Like we can have updatedAt and lastUpdatedAt fields and we have check if we are updating our own version of post that we read:
posts":{
"$postid":{
".write":true,
".read":true,
".validate": "
newData.hasChildren(['userId', 'updatedAt', 'lastUpdated', 'Title']) && (
!data.exists() ||
data.child('updatedAt').val() === newData.child('lastUpdated').val())"
}
}
Also for tags we do not want to check that again and we can check if /tags/$tag/$postid/updatedAt is same as /posts/$postid/updatedAt.
"tags":{
"$tag":{
"$postid":{
".write":true,
".read":true,
".validate": "
newData.hasChildren(['userId', 'updatedAt', 'lastUpdated', 'Title']) && (
newData.child('updatedAt').val() === root.child('posts').child('$postid').val().child('updatedAt').val())”
}
}
}
By this “/posts/$postid” has concurrency control in it and users can write their own reads
Also /posts/$postid” becomes source of truth and rest other fan-out paths check if updatedAt fields matches with it the primary source of truth path.
Will this bring in consistency or there are still problems?
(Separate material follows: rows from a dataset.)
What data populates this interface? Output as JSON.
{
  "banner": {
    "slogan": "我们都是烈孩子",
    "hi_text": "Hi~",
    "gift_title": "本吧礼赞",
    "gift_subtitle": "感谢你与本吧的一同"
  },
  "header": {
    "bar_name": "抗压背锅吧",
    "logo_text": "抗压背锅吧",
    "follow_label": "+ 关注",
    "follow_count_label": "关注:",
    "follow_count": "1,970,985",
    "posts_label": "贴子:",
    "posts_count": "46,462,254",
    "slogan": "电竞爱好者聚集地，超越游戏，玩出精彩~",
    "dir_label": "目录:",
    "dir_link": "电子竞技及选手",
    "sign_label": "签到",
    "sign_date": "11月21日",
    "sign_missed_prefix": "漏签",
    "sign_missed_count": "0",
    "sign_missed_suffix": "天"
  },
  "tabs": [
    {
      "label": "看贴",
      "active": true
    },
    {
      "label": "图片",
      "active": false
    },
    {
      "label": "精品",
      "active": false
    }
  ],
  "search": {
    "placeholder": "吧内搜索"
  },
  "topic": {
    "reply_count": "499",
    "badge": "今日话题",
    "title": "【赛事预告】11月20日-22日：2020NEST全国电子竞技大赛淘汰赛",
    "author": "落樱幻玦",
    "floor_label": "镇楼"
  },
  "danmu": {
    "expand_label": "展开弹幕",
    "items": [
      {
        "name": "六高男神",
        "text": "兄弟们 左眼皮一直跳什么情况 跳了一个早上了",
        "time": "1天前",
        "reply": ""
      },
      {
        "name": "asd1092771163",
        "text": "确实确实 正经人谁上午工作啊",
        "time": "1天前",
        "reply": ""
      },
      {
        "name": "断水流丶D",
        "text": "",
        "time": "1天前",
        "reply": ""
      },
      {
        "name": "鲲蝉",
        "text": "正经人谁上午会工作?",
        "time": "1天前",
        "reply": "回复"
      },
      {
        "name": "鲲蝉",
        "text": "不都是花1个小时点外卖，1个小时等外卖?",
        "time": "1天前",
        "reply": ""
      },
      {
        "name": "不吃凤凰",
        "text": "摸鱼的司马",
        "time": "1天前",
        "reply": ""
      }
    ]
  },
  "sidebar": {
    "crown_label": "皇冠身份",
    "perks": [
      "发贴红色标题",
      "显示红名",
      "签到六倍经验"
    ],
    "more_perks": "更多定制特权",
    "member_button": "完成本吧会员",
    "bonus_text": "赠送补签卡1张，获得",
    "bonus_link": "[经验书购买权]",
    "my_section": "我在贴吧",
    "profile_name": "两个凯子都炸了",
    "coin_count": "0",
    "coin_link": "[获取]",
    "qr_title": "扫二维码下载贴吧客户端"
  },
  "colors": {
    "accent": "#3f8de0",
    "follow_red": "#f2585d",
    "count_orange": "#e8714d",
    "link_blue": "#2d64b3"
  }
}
Or can bring performance down when done at scale?
Are multi path updates and rules atomic together by that I mean a rule or both rules are evaluated separately in isolation for multi path updates like 1a and 1b above?
Unfortunately, Firebase does not provide any guarantees, or mechanisms, to provide the level of determinism you're looking for. I have had the best luck front-ending such updates with an API stack (GCF and Lambda are both very easy, server-less methods of doing this). The updates can be made in that layer, and even serialized if absolutely necessary. But there isn't a safe way to do this in Firebase itself.
There are numerous "hack" options you could apply. You could, for example, have a simple lock mechanism using a dedicated collection for tracking write locks. Clients could post to a lock collection, then verify that their key was the only member of that collection, before performing a write. But I hope you'll agree with me that such cooperative systems have too many potential edge cases, potential security issues, and so on. In Firebase, it is best to design such that this component is not a requirement in the first place.